In the runup to the holiday, the repression intensified. Lourdes Esquivel, a member of the Ladies in White, was detained on January 5 and her home was raided. “The regime has tried to stop the children from having this little bit of happiness. I’ve been in the capital since Wednesday, and, up until today, the children have been asking us, in front of state security, if we were going to give away toys,” Esquivel told Diario de Cuba.
This weekend, black-bereted state security officers broke into the home of Vladimir Martín Castellanos, a local coordinator for the Patriotic Union of Cuba (UNPACU), at 5:00 a.m. on the morning of the planned celebration. “They took all the toys, sodas, candies, a stereo that I had borrowed for the party we had planned,” Castellanos reported to Martí Noticias. “The party was scheduled for 2:00 p.m. and about 70 children had been invited.”
The homes of Caridad Burunate and other Ladies were effectively “besieged” throughout the day by the police. Other opposition figures, like Nelson Acosta and Felix Navarro of the Pedro Luis Boitel Party, were arrested as well.

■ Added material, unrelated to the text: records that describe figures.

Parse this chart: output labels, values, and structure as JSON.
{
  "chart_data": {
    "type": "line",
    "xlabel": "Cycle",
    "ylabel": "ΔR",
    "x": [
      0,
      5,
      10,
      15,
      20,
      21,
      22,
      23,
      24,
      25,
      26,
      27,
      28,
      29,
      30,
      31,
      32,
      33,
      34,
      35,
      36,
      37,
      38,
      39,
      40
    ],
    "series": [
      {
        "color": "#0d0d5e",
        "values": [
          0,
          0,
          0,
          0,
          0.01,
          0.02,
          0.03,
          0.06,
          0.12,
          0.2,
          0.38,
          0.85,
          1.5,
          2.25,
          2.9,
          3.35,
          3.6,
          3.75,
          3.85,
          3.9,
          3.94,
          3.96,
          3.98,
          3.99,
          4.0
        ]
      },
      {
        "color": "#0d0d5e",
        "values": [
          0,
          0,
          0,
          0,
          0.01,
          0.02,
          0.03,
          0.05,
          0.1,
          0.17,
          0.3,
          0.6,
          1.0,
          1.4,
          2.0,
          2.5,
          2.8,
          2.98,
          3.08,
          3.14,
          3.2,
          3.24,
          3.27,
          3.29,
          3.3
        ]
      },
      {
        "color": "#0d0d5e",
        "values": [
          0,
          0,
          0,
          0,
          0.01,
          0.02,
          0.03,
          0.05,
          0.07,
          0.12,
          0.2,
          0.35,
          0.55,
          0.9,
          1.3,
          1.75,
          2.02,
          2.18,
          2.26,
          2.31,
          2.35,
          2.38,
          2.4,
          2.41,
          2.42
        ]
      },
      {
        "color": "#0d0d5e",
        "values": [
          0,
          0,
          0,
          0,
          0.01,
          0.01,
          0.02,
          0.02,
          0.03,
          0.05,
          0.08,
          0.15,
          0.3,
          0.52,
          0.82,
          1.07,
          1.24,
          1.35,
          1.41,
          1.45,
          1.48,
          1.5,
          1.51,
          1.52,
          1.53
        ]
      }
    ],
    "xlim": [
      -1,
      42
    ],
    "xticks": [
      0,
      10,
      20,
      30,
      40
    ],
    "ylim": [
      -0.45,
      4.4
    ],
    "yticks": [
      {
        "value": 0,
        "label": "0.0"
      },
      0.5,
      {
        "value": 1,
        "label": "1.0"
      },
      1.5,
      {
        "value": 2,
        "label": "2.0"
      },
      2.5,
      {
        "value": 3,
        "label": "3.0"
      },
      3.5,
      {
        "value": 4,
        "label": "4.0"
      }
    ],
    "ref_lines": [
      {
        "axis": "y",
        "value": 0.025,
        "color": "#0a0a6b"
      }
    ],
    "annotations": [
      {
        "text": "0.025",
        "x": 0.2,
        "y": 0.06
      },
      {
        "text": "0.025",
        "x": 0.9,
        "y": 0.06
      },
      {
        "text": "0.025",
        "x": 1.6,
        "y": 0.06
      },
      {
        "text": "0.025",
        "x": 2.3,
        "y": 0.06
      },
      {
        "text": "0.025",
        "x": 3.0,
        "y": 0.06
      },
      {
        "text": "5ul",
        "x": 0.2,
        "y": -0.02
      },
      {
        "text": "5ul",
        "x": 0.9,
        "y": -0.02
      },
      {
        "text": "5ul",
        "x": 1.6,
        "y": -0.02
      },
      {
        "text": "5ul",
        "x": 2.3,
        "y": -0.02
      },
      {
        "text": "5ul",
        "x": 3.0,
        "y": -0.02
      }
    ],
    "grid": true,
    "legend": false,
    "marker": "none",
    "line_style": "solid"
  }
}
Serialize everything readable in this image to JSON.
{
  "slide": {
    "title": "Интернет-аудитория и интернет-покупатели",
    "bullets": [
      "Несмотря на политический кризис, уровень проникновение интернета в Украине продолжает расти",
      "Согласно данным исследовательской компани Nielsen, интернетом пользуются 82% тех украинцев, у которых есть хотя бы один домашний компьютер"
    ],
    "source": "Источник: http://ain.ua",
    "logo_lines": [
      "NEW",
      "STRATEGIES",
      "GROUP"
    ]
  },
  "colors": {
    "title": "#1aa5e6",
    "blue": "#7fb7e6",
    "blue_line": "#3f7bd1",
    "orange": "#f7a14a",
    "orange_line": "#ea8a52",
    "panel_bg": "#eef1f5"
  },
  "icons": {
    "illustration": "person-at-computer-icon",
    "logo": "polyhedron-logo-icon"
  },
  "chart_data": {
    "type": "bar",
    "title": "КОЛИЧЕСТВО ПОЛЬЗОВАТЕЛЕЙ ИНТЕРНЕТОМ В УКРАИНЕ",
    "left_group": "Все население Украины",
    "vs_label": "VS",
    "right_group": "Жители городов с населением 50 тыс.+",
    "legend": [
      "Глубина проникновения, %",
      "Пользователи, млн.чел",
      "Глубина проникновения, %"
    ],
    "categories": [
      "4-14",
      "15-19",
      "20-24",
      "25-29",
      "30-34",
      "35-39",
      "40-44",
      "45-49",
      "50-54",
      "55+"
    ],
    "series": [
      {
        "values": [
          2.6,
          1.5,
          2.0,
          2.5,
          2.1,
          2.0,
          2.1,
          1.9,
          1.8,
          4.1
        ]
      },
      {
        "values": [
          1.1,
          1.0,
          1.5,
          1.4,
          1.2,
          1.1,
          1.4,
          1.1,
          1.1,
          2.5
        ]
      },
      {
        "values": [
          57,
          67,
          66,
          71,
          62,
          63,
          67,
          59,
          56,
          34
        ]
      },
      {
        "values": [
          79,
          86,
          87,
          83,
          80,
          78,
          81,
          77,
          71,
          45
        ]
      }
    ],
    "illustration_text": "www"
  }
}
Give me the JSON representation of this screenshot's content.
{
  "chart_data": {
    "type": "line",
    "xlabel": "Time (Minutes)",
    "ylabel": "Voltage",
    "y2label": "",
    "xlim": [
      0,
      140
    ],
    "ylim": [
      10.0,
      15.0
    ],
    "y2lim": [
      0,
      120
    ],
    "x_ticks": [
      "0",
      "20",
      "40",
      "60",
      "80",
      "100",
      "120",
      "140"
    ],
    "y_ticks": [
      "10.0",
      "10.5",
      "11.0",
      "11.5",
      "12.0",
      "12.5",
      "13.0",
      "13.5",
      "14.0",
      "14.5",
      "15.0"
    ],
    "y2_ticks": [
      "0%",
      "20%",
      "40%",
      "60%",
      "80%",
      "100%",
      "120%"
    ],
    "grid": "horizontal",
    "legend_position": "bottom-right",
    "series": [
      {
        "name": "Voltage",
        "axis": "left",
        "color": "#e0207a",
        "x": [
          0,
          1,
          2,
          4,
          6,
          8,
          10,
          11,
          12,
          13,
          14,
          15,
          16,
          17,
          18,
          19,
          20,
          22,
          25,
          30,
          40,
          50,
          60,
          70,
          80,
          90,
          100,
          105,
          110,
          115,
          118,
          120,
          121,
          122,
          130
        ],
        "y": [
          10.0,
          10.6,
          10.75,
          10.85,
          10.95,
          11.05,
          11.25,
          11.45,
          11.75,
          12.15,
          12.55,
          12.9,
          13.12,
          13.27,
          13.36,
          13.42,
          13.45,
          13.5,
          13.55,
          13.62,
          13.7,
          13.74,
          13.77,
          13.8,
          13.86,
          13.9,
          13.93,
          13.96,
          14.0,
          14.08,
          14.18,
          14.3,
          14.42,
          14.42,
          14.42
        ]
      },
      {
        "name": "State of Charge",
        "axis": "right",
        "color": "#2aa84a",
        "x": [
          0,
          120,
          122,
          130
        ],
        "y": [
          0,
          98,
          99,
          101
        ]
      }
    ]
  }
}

Nevertheless, some gatherings were still held successfully—Elisa Cantero provides a series of photos of smiling children in party hats enjoying their candies and newly-donated toys. Most are too young to understand the courage displayed by those who face harassment, imprisonment, and assault to organize such festivities.
There is no shortage of activities that can bring one under the baleful scrutiny of the Castro regime’s state security apparatus. Painting, singing punk rock, organizing non-government labor unions, advocating for the building of a new school, walking to Mass dressed in white, and distributing food to the poor—to name but a few—are all suspicious enough to draw the attention of the regime’s many enforcers throughout Cuba. Stunningly, giving gifts to children on a Christmas holiday can be added to the list as well.